Reputation: 386
I have a Dataframe like the following, containing two sorted lists of strings for each possible combination of key1
and key2
.
df=
+----+------------+-------+-------+
|key1| key2| value1| value2|
+----+------------+-------+-------+
| 'a'| '10,0,10' | 'abc'| 'abc'|
| 'a'| '10,0,10' | 'aab'| 'aab'|
| 'a'| '10,0,10' | 'acb'| 'acb'|
| 'a'| '10,0,20' | 'abc'| 'abc'|
| 'a'| '10,0,20' | 'acb'| 'aab'|
| 'a'| '10,0,20' | 'aab'| 'acb'|
| 'b'| '10,0,10' | 'bcd'| 'bcd'|
| 'b'| '10,0,10' | 'bbc'| 'bdc'|
| 'b'| '10,0,10' | 'bdc'| 'bbc'|
|...
Now I want to apply a funcion like this:
for c in [x for x in df.select('key1').distinct().collect()]:
for s in [x for x in df.select('key2').distinct().collect()]:
jaccard_sim([x for x in df.select('value1').filter(df['key1']==c).filter(df['key2']==s).collect()],
[x for x in df.select('value2').filter(df['key1']==c).filter(df['key2']==s).collect()])
But since I want to use sparks ability to parallelize the execution I think the above implementation might be kind of stupid;) Has anyone have an idea how to solve it?
The background is that I have a sorted list (value1) per key1 and key2 combination which I want to compare to a benchmark list per key 1 (value2) and calculate the jaccard similarity between the lists.
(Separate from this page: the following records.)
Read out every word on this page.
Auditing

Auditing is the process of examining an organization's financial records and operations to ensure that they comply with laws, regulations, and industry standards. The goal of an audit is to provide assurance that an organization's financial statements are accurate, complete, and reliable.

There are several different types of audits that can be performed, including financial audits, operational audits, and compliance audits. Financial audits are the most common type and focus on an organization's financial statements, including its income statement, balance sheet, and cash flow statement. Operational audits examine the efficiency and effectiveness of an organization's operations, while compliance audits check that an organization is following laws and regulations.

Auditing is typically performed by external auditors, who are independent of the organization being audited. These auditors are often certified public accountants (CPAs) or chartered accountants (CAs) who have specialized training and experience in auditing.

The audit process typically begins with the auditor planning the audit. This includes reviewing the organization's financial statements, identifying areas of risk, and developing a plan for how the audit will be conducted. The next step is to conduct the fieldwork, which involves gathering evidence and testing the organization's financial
If anyone has in general a (better) suggestion on how to do this with pyspark I would really apprechicate it! Thanks:)
Upvotes: 2
Views: 550
Reputation: 2545
You can approach like this,
import pyspark.sql.functions as F
def convert_form(x):
print type(x)
val1 = [y['value1'] for y in x]
val2 = [y['value2'] for y in x]
return [val1, val2]
jaccard_udf = F.udf(lambda x: jaccard_sim(*convert_form(x)) ) #assuming you have jaccard_sim function
df = df.select('key1', 'key2', F.struct('value1','value2').alias('values'))\
.groupby('key1', 'key2').agg(F.collect_list('values').alias('collected_col'))\
.withColumn('jaccard_distance', jaccard_udf(F.col('collected_col')) )
df.show()
Upvotes: 1